4. The Racialized Structure of Repression
Although framed as neutral policy, the OBBBA functions within a racialized political economy. Migrants targeted by its provisions are overwhelmingly from the Global South, Indigenous, Black, or Brown. The withdrawal of social protections follows the same colonial logic that governs U.S. foreign policy: discipline peripheral populations while securing the comfort of the core. That is why domestic repression and foreign imperialism are not separate phenomena. The OBBBA mirrors sanctions regimes abroad: deny resources, create crisis, and justify social control.
5. Collective Harm, Not Individual Misfortune
A people(s)-centered framework rejects the liberal tendency to see suffering as individual failure. The OBBBA continues the legacy of systemic oppression and non-recognition of human rights in U.S. law and practice that produces systemic harm:
- Children grow up unhealthy, undereducated, and traumatized.
- Families fracture under fear and poverty.
- Communities retreat from public life.
- Public health deteriorates for everyone.
This violates not only individual rights but collective social integrity — the foundation of human flourishing.
6. The Moral Inversion of the State
In the people(s)-centered framework, the state’s legitimacy rests on its capacity to protect life, dignity, and social reproduction. The OBBBA reverses that function. It uses state power to withhold care, generate insecurity, and normalize exclusion.
This is not policy failure. It is political design.
Conclusion
The One Big Beautiful Bill Act is not simply anti-immigrant policy; it is an institutionalization of governance through deprivation.
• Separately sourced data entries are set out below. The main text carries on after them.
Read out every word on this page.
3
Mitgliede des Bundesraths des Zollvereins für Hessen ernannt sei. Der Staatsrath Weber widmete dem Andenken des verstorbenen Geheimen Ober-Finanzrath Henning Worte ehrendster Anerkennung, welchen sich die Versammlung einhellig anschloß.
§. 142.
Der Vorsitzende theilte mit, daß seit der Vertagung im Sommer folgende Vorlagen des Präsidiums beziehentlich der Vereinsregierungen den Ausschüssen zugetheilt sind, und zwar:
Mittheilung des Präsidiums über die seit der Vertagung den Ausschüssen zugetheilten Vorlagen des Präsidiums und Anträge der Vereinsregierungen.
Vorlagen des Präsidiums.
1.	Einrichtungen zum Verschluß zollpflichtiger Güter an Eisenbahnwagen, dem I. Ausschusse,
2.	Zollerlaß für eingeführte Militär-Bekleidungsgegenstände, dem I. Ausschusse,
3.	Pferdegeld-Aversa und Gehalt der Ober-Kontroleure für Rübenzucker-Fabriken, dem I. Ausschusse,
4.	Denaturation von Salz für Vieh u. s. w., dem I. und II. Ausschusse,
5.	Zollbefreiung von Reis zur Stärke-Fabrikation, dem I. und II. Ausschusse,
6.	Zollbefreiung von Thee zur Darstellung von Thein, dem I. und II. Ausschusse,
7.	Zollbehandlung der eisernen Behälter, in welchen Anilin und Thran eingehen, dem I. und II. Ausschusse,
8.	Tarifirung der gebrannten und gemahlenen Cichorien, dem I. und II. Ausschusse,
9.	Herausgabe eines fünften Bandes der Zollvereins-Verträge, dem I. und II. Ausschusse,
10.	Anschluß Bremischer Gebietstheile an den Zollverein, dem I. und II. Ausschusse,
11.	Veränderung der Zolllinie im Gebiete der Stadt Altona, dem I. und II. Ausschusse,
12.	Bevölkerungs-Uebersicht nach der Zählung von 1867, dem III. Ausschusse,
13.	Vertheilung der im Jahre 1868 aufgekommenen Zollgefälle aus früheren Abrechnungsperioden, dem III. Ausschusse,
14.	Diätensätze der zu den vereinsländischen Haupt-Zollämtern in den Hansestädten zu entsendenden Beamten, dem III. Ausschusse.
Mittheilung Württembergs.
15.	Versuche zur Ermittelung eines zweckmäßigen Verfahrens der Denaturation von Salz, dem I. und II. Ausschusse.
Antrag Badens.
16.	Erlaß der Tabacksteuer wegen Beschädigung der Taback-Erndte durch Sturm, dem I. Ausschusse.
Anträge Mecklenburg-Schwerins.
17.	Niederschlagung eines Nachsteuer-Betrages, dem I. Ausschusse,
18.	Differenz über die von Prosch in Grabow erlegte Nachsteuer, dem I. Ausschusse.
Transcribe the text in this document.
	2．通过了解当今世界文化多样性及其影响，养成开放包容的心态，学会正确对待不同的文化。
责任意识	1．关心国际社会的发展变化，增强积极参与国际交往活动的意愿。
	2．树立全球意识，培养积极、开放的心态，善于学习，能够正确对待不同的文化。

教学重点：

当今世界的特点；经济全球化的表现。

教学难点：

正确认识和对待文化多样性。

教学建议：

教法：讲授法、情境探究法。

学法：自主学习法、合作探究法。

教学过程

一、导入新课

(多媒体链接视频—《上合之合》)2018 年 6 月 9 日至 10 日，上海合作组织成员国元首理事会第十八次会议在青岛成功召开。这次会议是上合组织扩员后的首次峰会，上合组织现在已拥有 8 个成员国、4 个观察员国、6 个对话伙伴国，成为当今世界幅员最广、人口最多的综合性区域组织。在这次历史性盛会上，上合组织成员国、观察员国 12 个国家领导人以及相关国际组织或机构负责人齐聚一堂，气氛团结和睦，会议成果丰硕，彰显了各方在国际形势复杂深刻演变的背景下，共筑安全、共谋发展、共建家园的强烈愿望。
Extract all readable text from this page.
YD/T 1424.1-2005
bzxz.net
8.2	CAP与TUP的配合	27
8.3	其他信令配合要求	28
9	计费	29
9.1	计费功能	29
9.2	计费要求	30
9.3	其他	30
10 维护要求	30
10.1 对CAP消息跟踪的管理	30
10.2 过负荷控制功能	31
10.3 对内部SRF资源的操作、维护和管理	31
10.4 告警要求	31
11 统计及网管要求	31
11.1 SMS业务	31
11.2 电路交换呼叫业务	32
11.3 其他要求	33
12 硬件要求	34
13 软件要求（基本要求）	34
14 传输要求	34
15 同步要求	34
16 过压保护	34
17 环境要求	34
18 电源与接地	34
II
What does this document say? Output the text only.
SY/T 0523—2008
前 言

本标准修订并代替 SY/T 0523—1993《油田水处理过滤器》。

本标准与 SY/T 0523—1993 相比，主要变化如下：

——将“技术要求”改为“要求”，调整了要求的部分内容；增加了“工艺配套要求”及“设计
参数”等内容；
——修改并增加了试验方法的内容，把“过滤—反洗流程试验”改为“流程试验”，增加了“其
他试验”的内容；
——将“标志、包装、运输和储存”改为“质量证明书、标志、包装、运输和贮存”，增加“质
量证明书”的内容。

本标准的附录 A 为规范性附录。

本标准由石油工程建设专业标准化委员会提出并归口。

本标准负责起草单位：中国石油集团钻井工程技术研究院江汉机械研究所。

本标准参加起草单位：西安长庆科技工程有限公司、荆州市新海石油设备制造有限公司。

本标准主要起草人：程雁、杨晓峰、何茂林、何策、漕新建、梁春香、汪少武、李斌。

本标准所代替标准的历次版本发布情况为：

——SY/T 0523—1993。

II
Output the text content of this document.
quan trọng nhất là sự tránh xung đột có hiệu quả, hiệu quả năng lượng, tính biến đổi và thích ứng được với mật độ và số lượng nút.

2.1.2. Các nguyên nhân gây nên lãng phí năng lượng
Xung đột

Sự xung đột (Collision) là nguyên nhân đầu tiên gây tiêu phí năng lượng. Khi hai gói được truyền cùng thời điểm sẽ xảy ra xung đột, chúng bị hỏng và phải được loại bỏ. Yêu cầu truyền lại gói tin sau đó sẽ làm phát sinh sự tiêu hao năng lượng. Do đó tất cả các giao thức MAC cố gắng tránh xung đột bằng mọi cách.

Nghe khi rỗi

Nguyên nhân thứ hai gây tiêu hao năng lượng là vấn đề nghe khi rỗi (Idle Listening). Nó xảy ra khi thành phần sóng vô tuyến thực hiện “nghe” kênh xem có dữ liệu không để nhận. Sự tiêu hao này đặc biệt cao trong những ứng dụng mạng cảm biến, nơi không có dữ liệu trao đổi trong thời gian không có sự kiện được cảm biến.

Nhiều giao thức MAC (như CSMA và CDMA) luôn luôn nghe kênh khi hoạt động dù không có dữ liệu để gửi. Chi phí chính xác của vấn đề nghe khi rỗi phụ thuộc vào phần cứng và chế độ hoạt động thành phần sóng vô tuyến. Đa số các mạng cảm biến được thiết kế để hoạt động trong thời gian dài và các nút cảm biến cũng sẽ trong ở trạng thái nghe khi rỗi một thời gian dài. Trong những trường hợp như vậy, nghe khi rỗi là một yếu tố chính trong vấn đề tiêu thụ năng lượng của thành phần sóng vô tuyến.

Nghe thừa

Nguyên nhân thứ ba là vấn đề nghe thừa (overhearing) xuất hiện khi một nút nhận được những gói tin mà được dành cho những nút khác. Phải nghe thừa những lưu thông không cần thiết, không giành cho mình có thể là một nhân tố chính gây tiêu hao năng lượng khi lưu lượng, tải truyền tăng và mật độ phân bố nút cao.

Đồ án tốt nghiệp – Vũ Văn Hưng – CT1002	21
It replaces social rights with security logics, transforms healthcare and education into tools of discipline, and governs oppressed and marginalized populations through fear.
From the standpoint of people(s)-centered human rights, the OBBBA represents a fundamental violation of the principles articulated in the UDHR, ICRMW, and CRC — not only in legal terms but in moral and social ones. It denies that migrants and their families are part of the human community entitled to dignity, care, and collective belonging.
In doing so, it reveals a deeper truth: the bill is less about immigration than about what kind of society the U.S. is becoming — one in which repression replaces solidarity, control replaces care, and law becomes a weapon rather than a shield.
That is why the struggle against the OBBBA is not only a migrant justice issue. It is a struggle over the meaning of rights, the purpose of the state, and whether human life is treated as a value or as a variable to be managed.